Milletlerin kaderini yaşadıkları coğrafya belirler. 1071 yılında Anadolu’nun kapısından içeri girdiğimiz gün başladı bizim kaderimiz. Ecdadımızın geldiği topraklar, tarih boyunca tüm insanlığın hedefinde ve hayalinde olan topraklardı. Hak batıl mücadelesinin tam ortasında bulduk millet olarak kendimizi. Yüzyıllarca bu topraklarda kimi zaman Selçuklu olduk, kimi zaman bir kayı çadırına sığındık, kimi zaman da dünyayı titreten bir imparatorluğa sahip olduk. Ancak tüm bu tarihi serüvenimiz içinde asla işgal eden, istila eden ya da sömürgecilik yapan bir anlayışa sahip olmadık. Medeniyetimizin kodları bize tüm bu gayri insani kavramları yasaklamıştı. Bunun içindir ki; yüzyıllar boyunca şehirlere girmek değil, gönüllere girmek için mücadele ettik. İşgal edip sömürmek için değil, fethedip imar etmek için gayret ettik. Bu anlayışın mükâfatı olarak, ümmete hamilik gibi âli bir görevin hizmetkârları olduk.

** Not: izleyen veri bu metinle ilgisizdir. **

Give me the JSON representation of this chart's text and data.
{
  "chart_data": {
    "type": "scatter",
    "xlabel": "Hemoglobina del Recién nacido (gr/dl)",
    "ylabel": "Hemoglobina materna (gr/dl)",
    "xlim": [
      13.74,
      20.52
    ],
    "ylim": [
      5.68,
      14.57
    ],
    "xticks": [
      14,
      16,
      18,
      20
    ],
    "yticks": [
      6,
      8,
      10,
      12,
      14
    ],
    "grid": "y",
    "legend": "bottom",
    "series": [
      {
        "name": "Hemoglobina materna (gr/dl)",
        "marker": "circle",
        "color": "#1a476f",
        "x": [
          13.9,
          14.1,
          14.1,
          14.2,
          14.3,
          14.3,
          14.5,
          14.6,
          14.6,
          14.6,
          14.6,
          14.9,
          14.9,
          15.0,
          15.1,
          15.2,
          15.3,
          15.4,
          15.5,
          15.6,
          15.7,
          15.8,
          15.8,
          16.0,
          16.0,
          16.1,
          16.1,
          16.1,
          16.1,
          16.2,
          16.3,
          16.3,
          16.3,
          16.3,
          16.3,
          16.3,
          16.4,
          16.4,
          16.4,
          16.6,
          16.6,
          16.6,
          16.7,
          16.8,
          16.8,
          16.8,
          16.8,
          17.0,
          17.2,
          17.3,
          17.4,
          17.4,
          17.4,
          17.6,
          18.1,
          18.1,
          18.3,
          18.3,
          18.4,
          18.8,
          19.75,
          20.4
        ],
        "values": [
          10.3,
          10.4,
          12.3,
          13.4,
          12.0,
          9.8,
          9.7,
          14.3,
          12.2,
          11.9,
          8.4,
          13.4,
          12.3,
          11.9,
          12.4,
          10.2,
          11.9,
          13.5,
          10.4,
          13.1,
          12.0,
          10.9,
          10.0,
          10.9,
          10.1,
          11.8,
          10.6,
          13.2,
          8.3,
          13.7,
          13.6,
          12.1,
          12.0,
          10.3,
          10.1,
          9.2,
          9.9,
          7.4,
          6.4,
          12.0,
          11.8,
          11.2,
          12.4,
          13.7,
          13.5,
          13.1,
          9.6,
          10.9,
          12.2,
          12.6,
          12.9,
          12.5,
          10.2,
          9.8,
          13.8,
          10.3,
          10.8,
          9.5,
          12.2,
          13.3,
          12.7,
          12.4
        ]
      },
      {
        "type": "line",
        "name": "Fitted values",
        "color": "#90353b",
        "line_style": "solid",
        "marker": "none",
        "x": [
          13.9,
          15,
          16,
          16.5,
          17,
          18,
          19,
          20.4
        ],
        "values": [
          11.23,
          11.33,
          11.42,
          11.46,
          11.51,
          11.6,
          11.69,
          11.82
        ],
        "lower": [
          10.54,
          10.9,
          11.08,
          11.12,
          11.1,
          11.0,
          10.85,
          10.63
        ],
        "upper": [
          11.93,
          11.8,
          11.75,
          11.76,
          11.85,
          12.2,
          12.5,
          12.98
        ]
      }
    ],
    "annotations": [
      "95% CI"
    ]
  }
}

Son iki yüzyılda millet olarak yaşadığımız fetret devrinin sonuna geldiğimizi iliklerime kadar hissediyorum artık. Zira İslam ümmeti, tarihin hiçbir döneminde bu kadar perişanlık yaşamadı. Dünyanın her yerinde Müslüman kanı akıyor. Vahşi batı bu güne kadar dünyaya zulümden başka bir şey getirmedi. Kendi topraklarında kendi insanlarını lüks ve şatafat içinde yaşatan emperyalist dünyanın zalimleri, artık zulümlerinde sınır tanımıyor. Ortadoğu’ya ait hain emellerine ulaşabilmek için başlattıkları sözüm ona ‘Arap baharı’, on yıllardır ümmeti iliklerine kadar dondurdu.

Tüm bu yaşananlar, geçmişte olduğu gibi yeni bir görev yükledi milletimize. Evet, biraz hazırlıksız yakalandık ama ümmetin yüklediği misyondan kaçamazdık. İşte bu gün kahraman Türk ordusunun sınır dışında yürüttüğü harekâtların hepsi bu kutlu misyonun birer parçası olarak karşımıza çıktı.

Geride bıraktığımız kırk yıl boyunca kendi sınırlarımız içinde verdiğimiz terörle mücadelede onbinlerce yiğidimizi toprağa verdik. Hamdolsun ki, devletimizin aldığı tedbirler sayesinde sınırlarımız içersinde terörle mücadele konusunda hissedilir bir rahatlık sağlandı. Ancak başta söylediğim gibi, yaşadığımız topraklarda yaşanan gelişmeler bizim bu mücadeleyi sınırlarımızın dışına taşımaya mecbur bıraktı. Tarih boyunca ümmetin hamiliğini yapan milletimizi boğmaya çalışmayı başaramayanlar, etrafımızı ateş çemberine alarak emellerine ulaşmaya çalışıyorlar. Bugün kahraman askerlerimizin sınır dışında verdiği mücadeleye bu pencereden bakmamız gerekiyor.

Türkiye’nin bölgede verdiği bu mücadele, yüklendiği yeni misyonun gereğidir. Yanı başımızda, ateşinin ülkemize de sıçraması gayesiyle çıkarılmış bir yangına kayıtsız kalamazdık. Arap ülkelerinin kukla liderlerinin eylem ve söylemleri, bizim ümmete ağabeylik yapmamız konusundaki motivasyonumuzu bozmamalıdır. Emin olunuz ki; rahat ve şatafat içinde yaşayan bu kukla liderlerin yönettiği ülkelerdeki halklar, kendileri gibi düşünmüyor. Ecdadımızın o topraklarda hüküm sürdüğü çağların hasretin çekiyorlar. Dünyanın her bir köşesinde, yokluk içinde yaşayan milyonlarca insan, semaya ellerini kaldırıp bu milletin askerine dua ediyor. Bu milletin yeniden dünyaya adalet getireceğine inanıyorlar. Türkiye’nin büyüklüğüne bizden daha çok inanıyorlar. Yaşadığımız coğrafya başta olmak üzere dünyanın her yerinde, ümmetin yeniden ayağa kalkmasına az kaldı. Bu şahlanışın bedelini ödemeyi bize kader kılan Yaradan, yine bu şahlanışın şahidi ve mimarı olmayı da bize nasip edecektir inşallah.